Priez pour nous pauvres prêcheurs!
Amen!

 La librairie Confisquée

Une librairie de livres anciens et d’occasion au Centre-Ville d’une surface raisonnable autour de cent mètres carrés.

Dans cette librairie, vous pourriez trouver toutes sortes de séries littéraires bien reliées, des livres scientifiques anciens, un honnête petit rayon de voyages et de livres sur le sujet, un bon ensemble de livres illustrés à prix raisonnables, un rayon littéraire du vingtième siècle classé par ordre alphabétique par auteurs, un rayon de livres de philosophie et de sciences humaines, un très grand rayon de livres d’histoire et de biographies.
Sur des tables, vous trouveriez des revues satyriques et autres journaux vendus au numéro, des revues de sociétés savantes régionales et des livres sur les régions de France, des livres sur l’archéologie, la chasse, la pêche, des catalogues anciens, des almanachs, des livres de généalogie, des livres sur les jardins, les sciences naturelles, des livres curieux, des livres du XVIIIème dans leurs caractéristiques, en veau, des livres reliés en vélin, des recueils d’ana  etc…etc… ces livres que nous pouvions proposer vingt ans en arrière dans nombre de villes de province.

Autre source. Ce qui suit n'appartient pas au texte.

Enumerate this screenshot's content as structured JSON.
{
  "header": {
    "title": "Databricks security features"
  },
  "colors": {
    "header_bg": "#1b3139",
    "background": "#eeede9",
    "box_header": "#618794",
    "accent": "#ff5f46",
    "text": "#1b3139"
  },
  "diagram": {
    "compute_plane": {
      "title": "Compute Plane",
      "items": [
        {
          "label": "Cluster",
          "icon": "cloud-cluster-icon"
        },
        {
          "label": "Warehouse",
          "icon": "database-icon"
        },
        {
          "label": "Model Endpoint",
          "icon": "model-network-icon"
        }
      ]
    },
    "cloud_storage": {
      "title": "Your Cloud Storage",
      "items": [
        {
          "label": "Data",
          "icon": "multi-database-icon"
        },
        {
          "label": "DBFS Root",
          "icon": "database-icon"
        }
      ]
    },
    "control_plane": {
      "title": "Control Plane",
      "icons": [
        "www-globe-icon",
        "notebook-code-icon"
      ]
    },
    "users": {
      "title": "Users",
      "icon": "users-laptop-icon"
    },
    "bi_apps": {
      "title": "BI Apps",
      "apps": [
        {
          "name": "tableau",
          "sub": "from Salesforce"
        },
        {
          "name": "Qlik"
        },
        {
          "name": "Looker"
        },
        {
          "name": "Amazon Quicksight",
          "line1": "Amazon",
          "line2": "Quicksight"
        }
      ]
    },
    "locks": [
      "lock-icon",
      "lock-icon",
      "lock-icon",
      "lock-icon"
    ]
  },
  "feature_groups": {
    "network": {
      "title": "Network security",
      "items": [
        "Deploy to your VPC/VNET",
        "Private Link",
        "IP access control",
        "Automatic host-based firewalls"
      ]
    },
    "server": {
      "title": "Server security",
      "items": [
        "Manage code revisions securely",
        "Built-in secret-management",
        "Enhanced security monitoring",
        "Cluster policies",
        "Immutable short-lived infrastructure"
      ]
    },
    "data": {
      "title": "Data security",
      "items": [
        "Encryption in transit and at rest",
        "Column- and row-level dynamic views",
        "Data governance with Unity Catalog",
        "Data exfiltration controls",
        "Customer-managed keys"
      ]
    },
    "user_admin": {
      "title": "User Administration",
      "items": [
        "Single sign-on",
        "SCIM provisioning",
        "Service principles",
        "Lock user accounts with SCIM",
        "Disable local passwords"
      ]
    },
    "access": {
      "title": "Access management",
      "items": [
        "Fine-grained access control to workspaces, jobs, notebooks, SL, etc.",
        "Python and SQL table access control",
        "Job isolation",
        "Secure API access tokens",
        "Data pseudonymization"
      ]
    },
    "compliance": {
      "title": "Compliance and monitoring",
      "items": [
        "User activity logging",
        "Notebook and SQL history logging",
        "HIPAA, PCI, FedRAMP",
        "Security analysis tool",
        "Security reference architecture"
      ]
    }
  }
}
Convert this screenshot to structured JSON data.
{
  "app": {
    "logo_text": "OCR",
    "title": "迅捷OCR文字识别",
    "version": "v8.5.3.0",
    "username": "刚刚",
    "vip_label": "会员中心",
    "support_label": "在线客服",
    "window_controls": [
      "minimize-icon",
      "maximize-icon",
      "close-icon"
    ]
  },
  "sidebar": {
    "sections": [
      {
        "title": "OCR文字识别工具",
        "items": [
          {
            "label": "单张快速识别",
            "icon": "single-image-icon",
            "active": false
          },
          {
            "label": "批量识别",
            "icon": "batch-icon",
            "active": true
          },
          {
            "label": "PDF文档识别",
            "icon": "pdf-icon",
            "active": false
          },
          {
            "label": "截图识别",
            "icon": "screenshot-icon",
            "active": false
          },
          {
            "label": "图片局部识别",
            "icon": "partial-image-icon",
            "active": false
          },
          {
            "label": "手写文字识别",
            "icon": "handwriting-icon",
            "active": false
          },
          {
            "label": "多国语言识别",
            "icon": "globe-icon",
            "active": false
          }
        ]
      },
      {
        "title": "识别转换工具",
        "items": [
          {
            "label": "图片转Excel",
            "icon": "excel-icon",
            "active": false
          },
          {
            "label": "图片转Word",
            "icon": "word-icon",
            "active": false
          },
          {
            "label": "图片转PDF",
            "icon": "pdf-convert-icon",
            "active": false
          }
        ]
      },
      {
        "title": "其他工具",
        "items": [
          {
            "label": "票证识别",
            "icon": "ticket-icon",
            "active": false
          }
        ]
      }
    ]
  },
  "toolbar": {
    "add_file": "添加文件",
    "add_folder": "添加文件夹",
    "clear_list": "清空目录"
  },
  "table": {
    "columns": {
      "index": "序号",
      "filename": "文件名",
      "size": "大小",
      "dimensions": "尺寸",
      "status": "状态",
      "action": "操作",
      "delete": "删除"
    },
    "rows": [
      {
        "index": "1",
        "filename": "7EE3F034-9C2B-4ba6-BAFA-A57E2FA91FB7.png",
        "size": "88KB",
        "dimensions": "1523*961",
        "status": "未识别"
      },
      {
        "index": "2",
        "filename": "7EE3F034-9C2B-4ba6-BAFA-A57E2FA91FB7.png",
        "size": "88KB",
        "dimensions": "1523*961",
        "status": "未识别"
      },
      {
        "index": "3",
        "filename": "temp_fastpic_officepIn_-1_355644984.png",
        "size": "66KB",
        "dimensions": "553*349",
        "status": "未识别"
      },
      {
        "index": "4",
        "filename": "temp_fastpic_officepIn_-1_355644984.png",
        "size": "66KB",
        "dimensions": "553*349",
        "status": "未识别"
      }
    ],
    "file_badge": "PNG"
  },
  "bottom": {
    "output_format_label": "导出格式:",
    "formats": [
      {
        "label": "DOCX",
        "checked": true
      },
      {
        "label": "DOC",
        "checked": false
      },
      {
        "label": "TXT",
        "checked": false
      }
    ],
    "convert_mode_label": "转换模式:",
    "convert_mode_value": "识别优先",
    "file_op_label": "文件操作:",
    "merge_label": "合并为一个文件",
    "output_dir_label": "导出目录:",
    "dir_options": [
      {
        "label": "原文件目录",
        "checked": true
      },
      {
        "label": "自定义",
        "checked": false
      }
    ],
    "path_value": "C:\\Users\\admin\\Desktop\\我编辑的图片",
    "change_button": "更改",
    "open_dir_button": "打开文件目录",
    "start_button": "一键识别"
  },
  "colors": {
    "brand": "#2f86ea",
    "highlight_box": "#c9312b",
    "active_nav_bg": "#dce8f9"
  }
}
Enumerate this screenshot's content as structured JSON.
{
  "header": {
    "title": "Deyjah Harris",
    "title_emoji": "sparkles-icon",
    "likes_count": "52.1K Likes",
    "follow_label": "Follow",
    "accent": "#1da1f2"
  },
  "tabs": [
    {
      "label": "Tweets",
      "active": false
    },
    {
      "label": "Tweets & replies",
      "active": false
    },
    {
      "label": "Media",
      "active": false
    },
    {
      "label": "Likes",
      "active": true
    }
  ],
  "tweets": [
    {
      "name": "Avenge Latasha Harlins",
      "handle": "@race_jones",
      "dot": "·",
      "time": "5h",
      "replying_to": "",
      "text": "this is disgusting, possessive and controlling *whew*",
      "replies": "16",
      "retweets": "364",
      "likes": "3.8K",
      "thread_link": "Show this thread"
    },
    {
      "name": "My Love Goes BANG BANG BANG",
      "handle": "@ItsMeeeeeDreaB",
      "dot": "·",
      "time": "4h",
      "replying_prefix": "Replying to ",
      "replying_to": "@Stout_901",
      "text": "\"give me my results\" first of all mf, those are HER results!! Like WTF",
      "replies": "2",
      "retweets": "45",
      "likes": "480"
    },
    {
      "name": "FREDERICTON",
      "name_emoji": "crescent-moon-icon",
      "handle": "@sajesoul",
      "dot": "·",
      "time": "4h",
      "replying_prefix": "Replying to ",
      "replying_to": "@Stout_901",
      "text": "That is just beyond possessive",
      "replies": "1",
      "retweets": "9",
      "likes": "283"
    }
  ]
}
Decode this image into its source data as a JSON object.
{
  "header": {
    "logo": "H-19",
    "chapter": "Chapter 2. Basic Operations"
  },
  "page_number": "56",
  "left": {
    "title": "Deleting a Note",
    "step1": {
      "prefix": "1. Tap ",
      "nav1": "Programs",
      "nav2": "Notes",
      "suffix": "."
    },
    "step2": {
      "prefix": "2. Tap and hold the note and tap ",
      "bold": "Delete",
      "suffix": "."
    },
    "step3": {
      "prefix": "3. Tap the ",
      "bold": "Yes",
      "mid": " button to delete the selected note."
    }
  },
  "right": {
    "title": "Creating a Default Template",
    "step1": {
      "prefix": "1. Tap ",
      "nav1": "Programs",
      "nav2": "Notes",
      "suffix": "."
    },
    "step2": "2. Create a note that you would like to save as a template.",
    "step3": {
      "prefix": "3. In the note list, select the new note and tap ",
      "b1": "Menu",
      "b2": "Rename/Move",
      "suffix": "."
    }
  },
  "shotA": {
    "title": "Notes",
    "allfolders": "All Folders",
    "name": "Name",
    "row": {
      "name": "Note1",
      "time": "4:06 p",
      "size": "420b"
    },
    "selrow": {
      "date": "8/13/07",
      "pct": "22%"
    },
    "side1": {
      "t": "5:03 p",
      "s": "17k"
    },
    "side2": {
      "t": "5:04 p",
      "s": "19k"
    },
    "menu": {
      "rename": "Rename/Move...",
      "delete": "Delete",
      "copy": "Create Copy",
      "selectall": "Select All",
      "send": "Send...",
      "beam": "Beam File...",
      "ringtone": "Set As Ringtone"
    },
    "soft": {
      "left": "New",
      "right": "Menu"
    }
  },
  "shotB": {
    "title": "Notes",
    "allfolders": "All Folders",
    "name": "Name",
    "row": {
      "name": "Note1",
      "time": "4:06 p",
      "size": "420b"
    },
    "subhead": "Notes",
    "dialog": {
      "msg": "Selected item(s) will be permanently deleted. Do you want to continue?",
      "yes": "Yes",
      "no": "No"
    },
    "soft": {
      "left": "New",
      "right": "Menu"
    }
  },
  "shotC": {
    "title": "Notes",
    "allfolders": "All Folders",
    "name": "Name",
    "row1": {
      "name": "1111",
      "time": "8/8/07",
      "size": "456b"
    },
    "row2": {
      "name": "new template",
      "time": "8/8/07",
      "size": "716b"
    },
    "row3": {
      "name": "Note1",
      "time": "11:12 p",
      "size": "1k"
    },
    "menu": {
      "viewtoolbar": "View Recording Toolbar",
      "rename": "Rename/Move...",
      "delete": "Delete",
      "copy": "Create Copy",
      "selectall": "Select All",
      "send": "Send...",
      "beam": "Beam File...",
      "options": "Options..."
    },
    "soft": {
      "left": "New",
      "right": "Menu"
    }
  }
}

J’ai employé le conditionnel parce que ce type de librairie, vous ne la trouverez plus, c’est la librairie confisquée.

Cette librairie, que pourtant,  nous sommes nombre de libraires à pouvoir la proposer demain, grâce à nos stocks, à notre passion. Et bien non, vous ne la verrez plus.

La spéculation  sévit, les franchises et les franchisés ont chassé les commerces d’antiquités, les petits commerces poétiques et amusants, les petits bistrots conviviaux, tous ont été chassés des centre-ville.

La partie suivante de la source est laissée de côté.